Encouragée par des conseils que cette dernière lui avait donnés il y a de cela 12 ans, Anastasia Lin s'est servi de ce concours pour s’exprimer sur les traitements que subissent les adeptes de la secte Falun Gong en Chine. Elle a même été auditionnée par une commission du Congrès américain pour donner son point de vue sur les violations des droits de l’homme en Chine.

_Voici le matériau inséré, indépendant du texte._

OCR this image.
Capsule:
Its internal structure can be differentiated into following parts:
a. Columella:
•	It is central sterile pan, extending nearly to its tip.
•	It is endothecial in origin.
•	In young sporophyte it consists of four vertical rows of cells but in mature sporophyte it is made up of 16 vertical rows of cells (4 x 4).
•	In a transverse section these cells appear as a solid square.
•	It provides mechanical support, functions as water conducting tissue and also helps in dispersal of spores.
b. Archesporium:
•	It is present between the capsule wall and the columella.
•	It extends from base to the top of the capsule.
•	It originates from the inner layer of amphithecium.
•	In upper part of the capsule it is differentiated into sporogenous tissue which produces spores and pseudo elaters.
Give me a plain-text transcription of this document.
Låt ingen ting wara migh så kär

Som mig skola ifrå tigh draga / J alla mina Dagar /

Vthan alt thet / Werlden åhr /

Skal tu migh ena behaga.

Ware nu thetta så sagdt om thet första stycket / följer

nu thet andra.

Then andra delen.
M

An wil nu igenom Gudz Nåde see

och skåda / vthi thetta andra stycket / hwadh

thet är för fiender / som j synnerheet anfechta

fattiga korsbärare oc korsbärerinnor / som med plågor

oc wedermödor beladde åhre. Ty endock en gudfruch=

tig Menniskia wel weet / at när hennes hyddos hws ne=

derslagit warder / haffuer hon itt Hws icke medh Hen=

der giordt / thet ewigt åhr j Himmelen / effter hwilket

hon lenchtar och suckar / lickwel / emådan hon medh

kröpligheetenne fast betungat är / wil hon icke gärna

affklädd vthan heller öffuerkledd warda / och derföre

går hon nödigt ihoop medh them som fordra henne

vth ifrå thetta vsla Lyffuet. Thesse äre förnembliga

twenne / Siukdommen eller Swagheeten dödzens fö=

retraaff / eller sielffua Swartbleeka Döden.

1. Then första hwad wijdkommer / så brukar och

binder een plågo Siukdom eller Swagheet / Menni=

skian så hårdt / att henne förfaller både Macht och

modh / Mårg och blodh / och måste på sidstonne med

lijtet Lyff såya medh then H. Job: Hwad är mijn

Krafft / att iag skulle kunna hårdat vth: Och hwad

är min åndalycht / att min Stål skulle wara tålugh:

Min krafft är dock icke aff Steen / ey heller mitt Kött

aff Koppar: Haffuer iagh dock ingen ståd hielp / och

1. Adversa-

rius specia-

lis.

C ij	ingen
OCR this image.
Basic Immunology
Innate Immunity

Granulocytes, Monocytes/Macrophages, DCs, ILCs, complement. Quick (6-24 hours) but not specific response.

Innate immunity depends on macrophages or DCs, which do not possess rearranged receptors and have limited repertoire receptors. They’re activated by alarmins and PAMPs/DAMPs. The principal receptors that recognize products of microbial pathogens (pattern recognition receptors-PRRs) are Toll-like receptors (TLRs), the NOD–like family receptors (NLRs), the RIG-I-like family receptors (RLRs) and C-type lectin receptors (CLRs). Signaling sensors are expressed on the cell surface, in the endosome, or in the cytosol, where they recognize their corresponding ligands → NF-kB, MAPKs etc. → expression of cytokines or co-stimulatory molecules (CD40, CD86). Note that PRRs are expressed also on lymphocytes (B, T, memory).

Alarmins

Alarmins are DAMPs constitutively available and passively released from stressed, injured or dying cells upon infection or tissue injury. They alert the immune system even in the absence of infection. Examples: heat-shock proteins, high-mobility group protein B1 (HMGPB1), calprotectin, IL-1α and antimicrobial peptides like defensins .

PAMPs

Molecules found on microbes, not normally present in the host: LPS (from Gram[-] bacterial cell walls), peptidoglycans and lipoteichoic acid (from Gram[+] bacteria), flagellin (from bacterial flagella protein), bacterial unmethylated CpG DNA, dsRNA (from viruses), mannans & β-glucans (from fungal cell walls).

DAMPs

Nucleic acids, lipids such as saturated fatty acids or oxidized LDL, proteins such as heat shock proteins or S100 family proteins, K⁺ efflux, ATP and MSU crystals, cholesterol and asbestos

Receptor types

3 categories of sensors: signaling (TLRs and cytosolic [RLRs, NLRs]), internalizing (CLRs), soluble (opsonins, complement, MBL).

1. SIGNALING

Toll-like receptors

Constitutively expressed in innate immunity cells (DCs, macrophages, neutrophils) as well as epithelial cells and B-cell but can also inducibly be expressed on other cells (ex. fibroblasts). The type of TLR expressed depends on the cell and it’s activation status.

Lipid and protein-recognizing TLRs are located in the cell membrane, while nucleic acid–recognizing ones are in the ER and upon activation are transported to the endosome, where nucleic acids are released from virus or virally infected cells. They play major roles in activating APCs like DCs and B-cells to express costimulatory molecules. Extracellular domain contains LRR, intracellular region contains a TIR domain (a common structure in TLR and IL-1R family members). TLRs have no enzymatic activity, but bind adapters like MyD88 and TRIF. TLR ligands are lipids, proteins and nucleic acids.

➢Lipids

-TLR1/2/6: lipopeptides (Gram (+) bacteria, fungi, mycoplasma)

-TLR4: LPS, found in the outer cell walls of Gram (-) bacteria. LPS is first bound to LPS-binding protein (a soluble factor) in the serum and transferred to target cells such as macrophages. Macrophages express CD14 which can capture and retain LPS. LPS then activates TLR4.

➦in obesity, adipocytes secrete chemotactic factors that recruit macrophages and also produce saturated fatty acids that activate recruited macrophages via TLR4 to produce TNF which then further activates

"Je voulais prendre la parole pour ceux qui en Chine sont battus, brûlés et électrocutés parce qu’ils restent attachés à leurs croyances ; pour ceux qui sont emprisonnés, à manger de la pourriture avec leurs doigts meurtris parce qu’ils osent avoir des convictions", a-t-elle affirmé en juillet devant la Commission exécutive du Congrès sur la Chine.

Le gouvernement chinois a mis Falun Gong hors la loi en 1999, évoquant le risque que faisait peser cette secte sur la stabilité sociale.

Anastasia Lin a été sensibilisée à cette cause en jouant dans le film “The Bleeding Edge”. Pour se préparer à son rôle d’adepte de Falun Gong emprisonnée, elle a passé du temps à éplucher les campagnes d’affichage du groupe dans le Chinatown de Toronto.

"Comme parmi les adeptes, beaucoup ont la barrière de la langue, ou des barrières culturelles, quand ils viennent ici ils n’ont pas vraiment les moyens de parler de leur expérience aux Occidentaux", explique-t-elle. Elle a confirmé son engagement quand elle a eu connaissance des traitements que les autorités chinoises infligeaient aux adeptes. Mais plus elle s’exprimait, moins son père souhaitait lui parler.

"Ne reviens pas"

Peu de temps après ses premières prises de parole sur le sujet, des agents des services de sécurité ont commencé à rendre visite à son père, qui réside encore en Chine.

"Au début, il a été très content que je gagne, mais ensuite il a pris vraiment peur", explique-t-elle, évoquant une appréhension très forte au sein de cette génération plus âgée, inquiète d’être persécutée pour des prises de position critiquant le gouvernement.

Anastasia Lin affirme que la "peur, qui est présente en permanence" a détérioré la relation qu’elle avait avec son père. Anxieux à l’idée que son téléphone soit sur écoute, il a arrêté de lui parler "pendant un bon moment".

À cause des systèmes bloquant certains sites Internet en Chine, des proches d’Anastasia Lin ont fait parvenir à son père des captures d’écran, correspondant à des articles de presse qui rapportent ses prises de position contre le gouvernement chinois.

"J’ai essayé de reprendre contact avec lui, et on a eu de très brèves conversations", raconte-t-elle.

Quand ils ont enfin repris contact, son père a insisté pour qu’elle arrête de parler de politique et de droits de l’Homme, tout en s'enthousiasmant à l’idée qu’elle revienne en Chine 11 ans après en être partie. Et puis le 2 novembre, elle a reçu un message de sa part : “C’est mieux que tu ne reviennes pas”.

La date limite pour l’obtention du visa approchant à grands pas, Anastasia Lin affirme que la Chine s'enfonce, si les autorités ne délivrent effectivement pas la lettre d’invitation du fait de son militantisme pour les droits de l’homme.

“S’ils ne respectent pas les valeurs et les droits internationaux, ils ne peuvent pas accueillir un concours comme celui-là.”

Malgré des pressions l’invitant à faire profil bas, elle explique qu’elle suit l’exemple de dissidents de premier plan, qui essaient justement de protéger les membres de leurs familles en menant des campagnes médiatiques du même genre.

“Parce qu’ils pourront faire tout ce qu’ils veulent à mon père, si les projecteurs ne sont pas braqués là-dessus.”

Cet article, publié à l’origine sur le Huffington Post Canada, a été traduit de l’anglais par Mathieu Bouquet.